(Trinidad Guardian) Michael Deepak Doodooman valiantly braved the scorching heat, trying to save his elderly parents as he saw them rolling around on the ground, their clothing engulfed in flames, as a raging inferno swept through their Princes Town home yesterday morning.
But despite his best efforts, the couple, Doodooman Sankar, 79, and his wife Ramdaye Sankar, 84, both died, in their living room.
As he watched firefighters dousing the smouldering ruins, Doodooman whispered, “I couldn’t do anything. Everything was like a ball of fire. And when I turn on the tap there was not a drop of water.”
His parents lived alone in a two-storey house at St Julien’s Trace, an area overcome with multiple landslips.
Ramdaye was the oldest matriarch in the community and the couple, surrounded by their eleven children, were well taken care of. Every day their daughter Parbatie would visit to help them to tidy up the house and eat.

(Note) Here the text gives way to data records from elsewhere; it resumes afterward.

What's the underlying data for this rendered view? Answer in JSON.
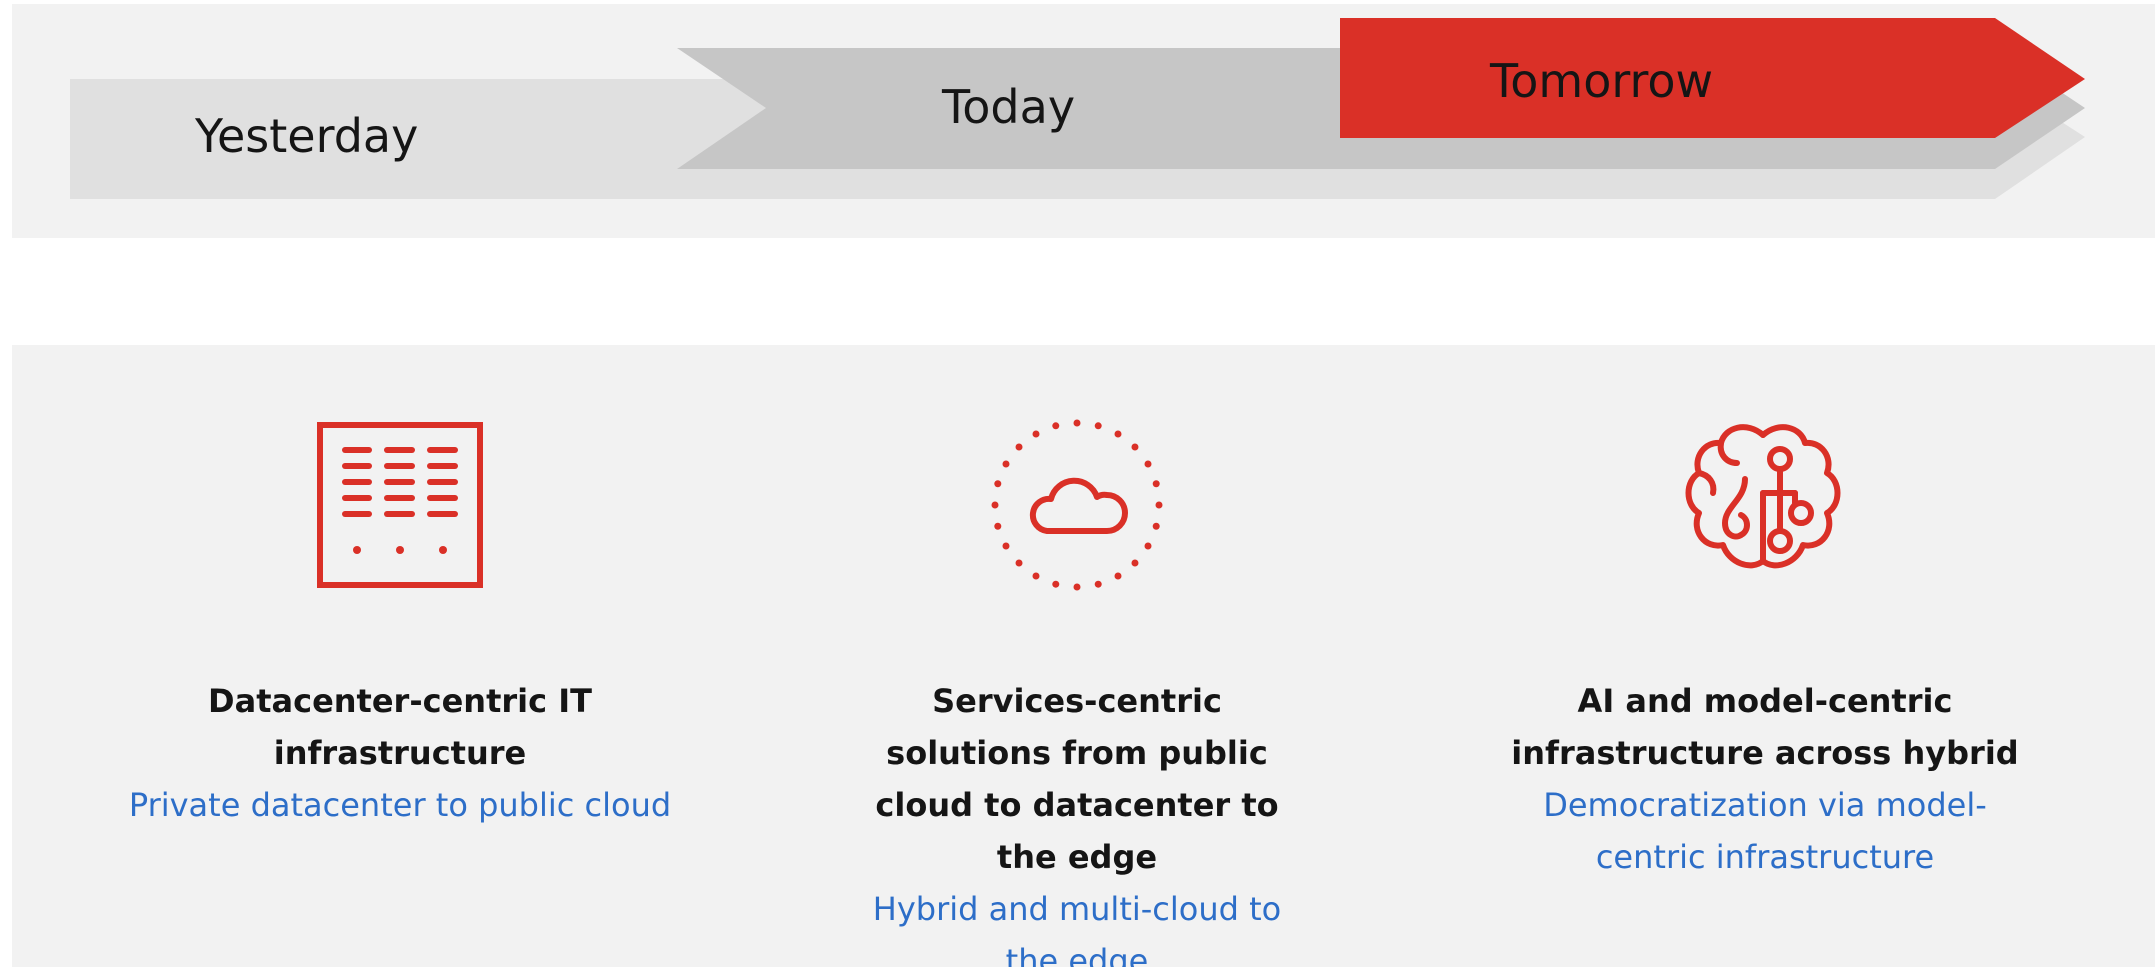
{
  "timeline": {
    "stages": [
      {
        "label": "Yesterday"
      },
      {
        "label": "Today"
      },
      {
        "label": "Tomorrow"
      }
    ],
    "colors": {
      "yesterday": "#e0e0e0",
      "today": "#c6c6c6",
      "tomorrow": "#da3027"
    }
  },
  "columns": [
    {
      "icon": "server-rack-icon",
      "title": "Datacenter-centric IT infrastructure",
      "subtitle": "Private datacenter to public cloud"
    },
    {
      "icon": "cloud-icon",
      "title": "Services-centric solutions from public cloud to datacenter to the edge",
      "subtitle": "Hybrid and multi-cloud to the edge"
    },
    {
      "icon": "ai-brain-icon",
      "title": "AI and model-centric infrastructure across hybrid",
      "subtitle": "Democratization via model-centric infrastructure"
    }
  ],
  "colors": {
    "accent": "#da3027",
    "title_text": "#151515",
    "subtitle_text": "#2d6ec8",
    "band_background": "#f2f2f2"
  }
}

Doodooman said whenever he passed the house he would call out to his mother. She suffered from rheumatoid arthritis and his father had suffered a stroke which left him unable to walk properly.
He recalled how as soon as he saw the fire, he ran to the house and found everything ablaze.
“They were still alive. They were not screaming but they were on the ground, trying to get up,” he said.
Wiping away tears, Doodooman said he went to get water but there was none.
“I couldn’t do anything. My brother get burnt up in his head but we could not save them,” Michael said.
He described his parents as loving and kind.
“My father worked in the (Princes Town) corporation as a driver. He used to also drive the ambulance at one time. They were loving people, the best people you could find,” Michael added.
Grandson Rajendra Sampath said he was at his home when his mother called to say his grandparents’ home was on fire. Sampath said by the time he arrived at 8.15 am, the entire house was gone.
Firefighters told Guardian Media that they responded as soon as they got the call but had to turn back as they were unable to get to the house because of a huge landslip.
The fire station is 15 minutes away but the detour they took because of the landslip caused them to arrive at the house 40 minutes later.
Nadera Arjoon, a member of the St Julian’s Village Council, said it was regrettable that the community had lost the couple, as they were cherished and loved by everyone who knew them.
“What hurts us is that when the fire truck was on their way, it could not pass the landslip so they had to turn around and use another road to get here. The fire appliance could not reach on time,” Arjoon said.
“The landslips have disrupted our water supply so there was also no water. It makes us wonder if Mr Sankar and his wife would still be here today if the landslip was fixed.”
MP for Princes Town Barry Padarath echoed similar sentiments, saying double deaths were “an avoidable and senseless tragedy.”
Padarath said he has written several motions and asked several questions in Parliament about the state of the St Julien’s Road, which has over a dozen landslips.
In some places, the telephone and cable lines are at road level because the poles have toppled with the constant movement of the land.
Padarath said while he did not want to politicise the couple’s untimely passing, he wanted the Ministry of Works to know the outcome of its decision not to repair the road which is used by thousands of people.
Minister of Works Rohan Sinanan told Guardian Media earlier that several landslip repairs had been done in Princes Town, including one at St Croix Road. He said repairs would be subject to the availability of funds.